Because of coagulation, the protein is 50% less assimilable, as research showed at the Max Planck Institute for National Research in Germany. This means that a person needs to eat twice as much protein if it is cooked as opposed to raw.
According to the Max Planck Institute, cooking foods coagulates at least 50% of the protein[ii], making them less bio-available to the body.
I also heard this in the film "Food Matters".

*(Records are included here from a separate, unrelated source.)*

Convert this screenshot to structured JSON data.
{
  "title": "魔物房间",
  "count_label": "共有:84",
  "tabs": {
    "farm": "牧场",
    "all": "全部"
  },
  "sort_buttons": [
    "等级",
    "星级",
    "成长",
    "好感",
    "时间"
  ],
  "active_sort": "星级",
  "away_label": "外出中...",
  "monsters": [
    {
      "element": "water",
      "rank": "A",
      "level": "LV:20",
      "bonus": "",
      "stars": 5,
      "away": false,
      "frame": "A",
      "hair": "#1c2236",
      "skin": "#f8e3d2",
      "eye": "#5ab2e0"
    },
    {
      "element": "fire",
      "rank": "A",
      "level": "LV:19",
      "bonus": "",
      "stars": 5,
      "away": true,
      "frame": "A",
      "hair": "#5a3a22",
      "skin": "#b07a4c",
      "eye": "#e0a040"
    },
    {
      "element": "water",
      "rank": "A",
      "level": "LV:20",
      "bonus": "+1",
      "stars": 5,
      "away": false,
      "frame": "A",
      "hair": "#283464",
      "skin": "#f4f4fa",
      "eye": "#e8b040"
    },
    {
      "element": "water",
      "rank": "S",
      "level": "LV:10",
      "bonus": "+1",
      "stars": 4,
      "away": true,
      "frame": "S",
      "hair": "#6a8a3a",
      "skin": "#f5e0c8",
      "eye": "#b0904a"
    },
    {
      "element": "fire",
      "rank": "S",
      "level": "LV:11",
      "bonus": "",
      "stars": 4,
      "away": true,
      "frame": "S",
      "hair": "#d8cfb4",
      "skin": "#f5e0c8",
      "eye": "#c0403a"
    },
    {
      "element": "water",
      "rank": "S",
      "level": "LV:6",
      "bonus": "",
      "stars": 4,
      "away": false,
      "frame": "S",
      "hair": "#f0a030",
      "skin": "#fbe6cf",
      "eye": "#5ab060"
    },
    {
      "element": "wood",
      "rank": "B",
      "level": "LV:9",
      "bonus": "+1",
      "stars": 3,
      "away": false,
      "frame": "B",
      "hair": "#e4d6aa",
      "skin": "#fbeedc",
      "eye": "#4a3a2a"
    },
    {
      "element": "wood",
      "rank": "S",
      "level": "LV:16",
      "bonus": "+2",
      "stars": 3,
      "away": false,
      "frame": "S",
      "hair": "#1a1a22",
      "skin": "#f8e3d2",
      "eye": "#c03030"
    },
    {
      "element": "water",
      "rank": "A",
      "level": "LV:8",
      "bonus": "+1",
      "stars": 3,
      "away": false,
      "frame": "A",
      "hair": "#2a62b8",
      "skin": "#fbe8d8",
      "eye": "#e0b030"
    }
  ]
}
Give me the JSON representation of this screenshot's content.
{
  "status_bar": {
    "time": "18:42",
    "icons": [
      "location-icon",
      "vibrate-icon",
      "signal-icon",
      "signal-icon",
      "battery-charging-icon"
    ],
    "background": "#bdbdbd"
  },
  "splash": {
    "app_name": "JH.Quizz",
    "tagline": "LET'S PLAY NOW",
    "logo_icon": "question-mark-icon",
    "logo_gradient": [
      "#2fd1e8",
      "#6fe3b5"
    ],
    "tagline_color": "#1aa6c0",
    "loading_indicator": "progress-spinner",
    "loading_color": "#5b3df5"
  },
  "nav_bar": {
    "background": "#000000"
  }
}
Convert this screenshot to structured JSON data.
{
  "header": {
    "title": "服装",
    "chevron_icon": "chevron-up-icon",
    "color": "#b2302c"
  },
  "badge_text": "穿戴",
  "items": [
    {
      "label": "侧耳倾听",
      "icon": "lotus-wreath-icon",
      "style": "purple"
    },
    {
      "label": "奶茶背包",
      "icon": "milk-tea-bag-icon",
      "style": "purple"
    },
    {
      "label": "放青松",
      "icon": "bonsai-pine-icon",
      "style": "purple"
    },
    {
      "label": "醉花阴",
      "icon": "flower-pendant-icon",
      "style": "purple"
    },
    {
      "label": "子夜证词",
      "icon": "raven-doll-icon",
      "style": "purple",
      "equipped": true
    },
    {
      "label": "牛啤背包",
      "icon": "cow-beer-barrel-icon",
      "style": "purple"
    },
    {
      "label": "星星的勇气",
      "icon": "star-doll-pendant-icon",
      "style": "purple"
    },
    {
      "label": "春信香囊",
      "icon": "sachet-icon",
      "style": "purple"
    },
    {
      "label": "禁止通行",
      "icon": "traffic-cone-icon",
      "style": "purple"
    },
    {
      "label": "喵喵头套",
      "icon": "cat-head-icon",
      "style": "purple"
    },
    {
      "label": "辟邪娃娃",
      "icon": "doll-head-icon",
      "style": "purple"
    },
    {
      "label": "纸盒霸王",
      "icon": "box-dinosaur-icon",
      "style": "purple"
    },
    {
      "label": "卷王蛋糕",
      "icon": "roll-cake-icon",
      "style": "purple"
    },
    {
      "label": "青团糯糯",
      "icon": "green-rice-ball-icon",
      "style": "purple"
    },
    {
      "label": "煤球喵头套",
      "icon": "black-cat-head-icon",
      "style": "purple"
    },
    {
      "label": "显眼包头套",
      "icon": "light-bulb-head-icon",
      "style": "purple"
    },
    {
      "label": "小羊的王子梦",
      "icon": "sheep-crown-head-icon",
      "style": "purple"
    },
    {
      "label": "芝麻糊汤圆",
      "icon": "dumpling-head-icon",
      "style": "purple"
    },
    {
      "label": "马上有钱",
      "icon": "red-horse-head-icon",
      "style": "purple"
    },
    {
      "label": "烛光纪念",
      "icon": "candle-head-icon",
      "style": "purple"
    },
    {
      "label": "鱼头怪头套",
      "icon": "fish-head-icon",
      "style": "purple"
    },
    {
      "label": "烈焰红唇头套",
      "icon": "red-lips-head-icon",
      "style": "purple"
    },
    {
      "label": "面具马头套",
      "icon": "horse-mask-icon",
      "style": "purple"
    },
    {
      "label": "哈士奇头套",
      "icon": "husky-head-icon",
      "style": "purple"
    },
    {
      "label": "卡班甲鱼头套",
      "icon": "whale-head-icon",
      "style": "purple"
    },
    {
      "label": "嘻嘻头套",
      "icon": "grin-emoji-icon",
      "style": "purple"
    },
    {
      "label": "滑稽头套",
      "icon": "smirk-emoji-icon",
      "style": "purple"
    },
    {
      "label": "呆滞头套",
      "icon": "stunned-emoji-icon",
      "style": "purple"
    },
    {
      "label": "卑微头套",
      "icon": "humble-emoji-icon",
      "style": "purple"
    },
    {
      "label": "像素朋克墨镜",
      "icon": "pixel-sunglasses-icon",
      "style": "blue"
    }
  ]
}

I'm having a very hard time believing this, as I would expect denaturation of proteins to help with digestion, as it makes it easier for proteases to cut them up into amino acids. The idea that cooking proteins hinders their digestion sounds rather far-fetched to me. But I was unable to find the study from the Max-Planck Institute that is referenced, none of the articles directly link it.
Does this study exist and does it support the claim? Is there any other data on the effect of cooking on the digestibility and bioavailibity of proteins?